First Posted: 1/15/2009
LUMBERTON - County Manager Ken Windley's proposed budget keeps the tax rate at 80 cents for every $100 of property.
Windley unveiled the $126.8 million budget Monday night. The proposal is $1.4 million more than the fiscal 2005-06 budget. The board took no action.
The county was able drop the tax rate last year from 91 cents based on a 43 percent increase in the tax base that resulted from new tax values. The tax base came in at $5.3 billion, the same figure used last year when it was “estimated.” The tax base was $3.6 billion before revaluation.
“This year we estimate nothing will change,” Windley said.
A person with a home valued at $100,000 would have paid the county $910 in property taxes before valuation. But if that same home is now valued at $140,000, the property owner will pay $1,120 in taxes.
The budget does not call for any major capital projects.
There are several proposed fee increases, including a jump from $300 to $400 for a ride in an ambulance and a hike in housing inspections. The proposal also doubles the annual solid waste fee, from $30 per household to $60. Windley said the county's solid waste fee has not been increased in more than 13 years.
Under the spending plan, all employees receive a 2 percent cost of living increase. Some will get more as the county enters the third year of five-year plan to get county employees up to competitive wages.
The proposal adds four new positions: a tax collection clerk, Water Customer Service clerk and two officers for the pre-trail release program.
A second assistant county manager position, which was budgeted for last year but never filled, remains. Windley said he hopes to fill the position in the next couple months.

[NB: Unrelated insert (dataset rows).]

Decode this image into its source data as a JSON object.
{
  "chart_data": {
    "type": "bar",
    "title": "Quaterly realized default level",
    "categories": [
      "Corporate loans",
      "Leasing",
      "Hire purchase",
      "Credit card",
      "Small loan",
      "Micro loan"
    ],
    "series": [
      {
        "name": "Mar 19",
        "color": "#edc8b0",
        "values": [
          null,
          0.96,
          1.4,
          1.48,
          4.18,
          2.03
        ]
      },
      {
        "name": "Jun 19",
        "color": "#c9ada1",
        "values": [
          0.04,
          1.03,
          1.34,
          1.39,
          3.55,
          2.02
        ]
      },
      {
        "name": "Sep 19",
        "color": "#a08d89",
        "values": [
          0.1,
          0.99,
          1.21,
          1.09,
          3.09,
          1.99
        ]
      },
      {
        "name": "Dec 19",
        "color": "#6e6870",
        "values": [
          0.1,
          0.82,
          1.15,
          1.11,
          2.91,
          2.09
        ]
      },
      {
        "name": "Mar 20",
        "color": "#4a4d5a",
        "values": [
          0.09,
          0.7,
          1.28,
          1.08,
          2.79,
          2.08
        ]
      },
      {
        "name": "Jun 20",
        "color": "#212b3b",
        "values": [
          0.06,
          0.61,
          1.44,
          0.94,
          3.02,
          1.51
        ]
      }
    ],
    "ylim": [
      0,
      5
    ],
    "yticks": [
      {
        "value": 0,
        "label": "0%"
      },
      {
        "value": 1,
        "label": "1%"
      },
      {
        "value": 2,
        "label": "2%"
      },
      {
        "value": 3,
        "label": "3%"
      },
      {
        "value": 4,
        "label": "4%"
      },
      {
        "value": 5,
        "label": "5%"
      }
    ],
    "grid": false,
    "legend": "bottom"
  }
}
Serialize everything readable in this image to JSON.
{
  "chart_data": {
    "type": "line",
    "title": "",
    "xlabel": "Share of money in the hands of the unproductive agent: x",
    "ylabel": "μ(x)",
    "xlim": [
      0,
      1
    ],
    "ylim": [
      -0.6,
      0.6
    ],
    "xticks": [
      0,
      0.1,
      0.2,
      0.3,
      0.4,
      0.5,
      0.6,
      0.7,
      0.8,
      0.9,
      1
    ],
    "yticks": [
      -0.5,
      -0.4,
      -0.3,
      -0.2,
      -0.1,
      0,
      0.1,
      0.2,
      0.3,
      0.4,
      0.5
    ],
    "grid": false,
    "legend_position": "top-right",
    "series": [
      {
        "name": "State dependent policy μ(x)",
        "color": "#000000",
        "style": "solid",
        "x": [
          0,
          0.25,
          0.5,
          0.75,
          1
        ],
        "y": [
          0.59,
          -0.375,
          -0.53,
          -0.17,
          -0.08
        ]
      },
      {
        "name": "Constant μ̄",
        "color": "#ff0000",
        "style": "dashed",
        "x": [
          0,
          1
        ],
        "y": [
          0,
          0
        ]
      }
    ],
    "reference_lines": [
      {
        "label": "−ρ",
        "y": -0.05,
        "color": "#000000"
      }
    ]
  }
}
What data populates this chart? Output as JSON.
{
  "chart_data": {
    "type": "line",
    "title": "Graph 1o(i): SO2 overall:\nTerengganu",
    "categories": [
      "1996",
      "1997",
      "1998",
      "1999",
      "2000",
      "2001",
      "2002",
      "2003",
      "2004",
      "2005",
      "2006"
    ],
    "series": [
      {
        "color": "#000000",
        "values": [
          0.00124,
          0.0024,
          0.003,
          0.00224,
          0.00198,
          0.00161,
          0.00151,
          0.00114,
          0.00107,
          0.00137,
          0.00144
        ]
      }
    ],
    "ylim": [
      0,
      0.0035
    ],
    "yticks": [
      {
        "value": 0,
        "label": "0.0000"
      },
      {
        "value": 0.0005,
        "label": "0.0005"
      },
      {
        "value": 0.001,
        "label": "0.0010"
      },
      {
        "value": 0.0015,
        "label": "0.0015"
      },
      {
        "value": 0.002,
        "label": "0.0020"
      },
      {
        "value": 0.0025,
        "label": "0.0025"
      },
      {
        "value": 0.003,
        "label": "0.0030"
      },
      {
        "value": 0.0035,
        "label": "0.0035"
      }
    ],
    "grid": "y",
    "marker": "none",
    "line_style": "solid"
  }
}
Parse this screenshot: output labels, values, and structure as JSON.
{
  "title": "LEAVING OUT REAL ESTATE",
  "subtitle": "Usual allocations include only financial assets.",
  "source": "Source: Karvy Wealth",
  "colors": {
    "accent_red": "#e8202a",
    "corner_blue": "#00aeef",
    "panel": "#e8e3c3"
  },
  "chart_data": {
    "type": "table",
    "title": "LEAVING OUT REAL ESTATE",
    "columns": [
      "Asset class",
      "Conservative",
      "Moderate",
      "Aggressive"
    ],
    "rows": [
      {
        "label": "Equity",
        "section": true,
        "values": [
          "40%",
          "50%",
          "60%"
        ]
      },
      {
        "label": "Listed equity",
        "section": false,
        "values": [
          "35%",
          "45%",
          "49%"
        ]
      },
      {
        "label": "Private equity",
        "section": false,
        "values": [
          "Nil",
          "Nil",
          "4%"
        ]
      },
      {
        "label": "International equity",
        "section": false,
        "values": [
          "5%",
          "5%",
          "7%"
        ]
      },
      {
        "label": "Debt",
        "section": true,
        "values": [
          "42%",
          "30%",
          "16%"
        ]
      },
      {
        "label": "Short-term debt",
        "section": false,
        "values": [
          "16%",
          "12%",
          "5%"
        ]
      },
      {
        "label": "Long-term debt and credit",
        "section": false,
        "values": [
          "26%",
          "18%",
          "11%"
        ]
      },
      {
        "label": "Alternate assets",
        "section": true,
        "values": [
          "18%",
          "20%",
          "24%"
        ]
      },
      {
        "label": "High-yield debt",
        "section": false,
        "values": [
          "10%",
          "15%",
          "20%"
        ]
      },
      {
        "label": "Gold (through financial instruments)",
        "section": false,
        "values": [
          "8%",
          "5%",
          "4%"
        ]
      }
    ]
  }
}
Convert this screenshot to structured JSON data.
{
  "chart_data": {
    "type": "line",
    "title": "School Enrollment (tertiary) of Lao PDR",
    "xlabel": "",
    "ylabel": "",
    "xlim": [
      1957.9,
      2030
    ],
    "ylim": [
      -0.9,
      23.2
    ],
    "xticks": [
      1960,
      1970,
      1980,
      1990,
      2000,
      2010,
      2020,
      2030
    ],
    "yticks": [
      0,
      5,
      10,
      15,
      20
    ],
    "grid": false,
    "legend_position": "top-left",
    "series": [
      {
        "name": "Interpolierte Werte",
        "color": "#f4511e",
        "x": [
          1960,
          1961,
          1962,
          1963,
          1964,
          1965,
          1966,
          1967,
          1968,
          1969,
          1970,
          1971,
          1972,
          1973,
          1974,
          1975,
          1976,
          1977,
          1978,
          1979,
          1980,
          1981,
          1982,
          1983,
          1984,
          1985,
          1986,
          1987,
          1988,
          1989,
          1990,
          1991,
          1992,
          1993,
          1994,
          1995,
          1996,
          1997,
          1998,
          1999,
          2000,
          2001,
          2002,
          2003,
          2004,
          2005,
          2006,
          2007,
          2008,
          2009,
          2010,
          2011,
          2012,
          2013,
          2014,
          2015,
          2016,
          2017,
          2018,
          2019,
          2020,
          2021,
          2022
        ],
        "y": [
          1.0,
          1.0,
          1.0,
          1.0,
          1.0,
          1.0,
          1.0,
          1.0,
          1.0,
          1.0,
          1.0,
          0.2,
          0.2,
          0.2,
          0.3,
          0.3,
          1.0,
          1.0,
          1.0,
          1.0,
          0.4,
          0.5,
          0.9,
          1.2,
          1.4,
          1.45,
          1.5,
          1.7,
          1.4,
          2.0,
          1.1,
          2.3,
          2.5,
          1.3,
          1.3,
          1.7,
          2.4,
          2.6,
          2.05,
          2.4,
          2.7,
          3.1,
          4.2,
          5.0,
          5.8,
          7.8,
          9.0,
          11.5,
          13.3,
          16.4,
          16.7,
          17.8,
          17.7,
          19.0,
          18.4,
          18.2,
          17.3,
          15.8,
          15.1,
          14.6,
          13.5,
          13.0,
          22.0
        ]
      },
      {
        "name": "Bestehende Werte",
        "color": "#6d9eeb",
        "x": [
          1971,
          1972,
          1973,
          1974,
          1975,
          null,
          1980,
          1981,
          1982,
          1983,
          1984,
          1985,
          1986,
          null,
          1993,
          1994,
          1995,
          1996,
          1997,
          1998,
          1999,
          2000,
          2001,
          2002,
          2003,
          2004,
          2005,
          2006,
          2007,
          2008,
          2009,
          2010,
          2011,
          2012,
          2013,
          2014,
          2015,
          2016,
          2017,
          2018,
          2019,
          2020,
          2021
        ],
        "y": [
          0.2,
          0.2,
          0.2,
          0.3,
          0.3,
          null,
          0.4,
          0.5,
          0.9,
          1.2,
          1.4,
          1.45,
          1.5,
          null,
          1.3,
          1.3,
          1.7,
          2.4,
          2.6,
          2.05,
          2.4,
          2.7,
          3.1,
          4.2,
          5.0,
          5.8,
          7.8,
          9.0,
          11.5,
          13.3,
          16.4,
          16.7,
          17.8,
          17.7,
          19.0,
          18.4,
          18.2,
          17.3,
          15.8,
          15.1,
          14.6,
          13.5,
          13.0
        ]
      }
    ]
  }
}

Windley said the county will also receive some state funding for Medicaid. The county paid about $12.5 million this year. The budget sets aside $10.4 million for Medicaid for the next fiscal year.
Windley said the current state proposal would give $3.4 million to Robeson County, but he is skeptical that the county will receive anything at all.
“I'd be amazed,” he said. “They said they would give us money last year, and they pulled it at the last minute.”
Windley said, if the county does not receive any state aid, it will pull the money from the reserve fund to meet the Medicaid obligation.
The board reviewed the proposed budget for more than an hour. It is expected to hold its next budget workshop on May 22. The board expects to adopt the budget on June 19, following a public hearing.
The board also:
– Postponed selection of a county health insurance plan. The board will either stay with Blue Cross, its current provider, or switch to CIGNA, the new provider for the North Carolina Association of County Commissioners.
– Approved an application for a $350,000 state grant that would be used to build a training facility for new and expanding industries.
n Asked Windley to seek state aid for 26 residents who have storm-damaged property, but did not receive assistance from FEMA.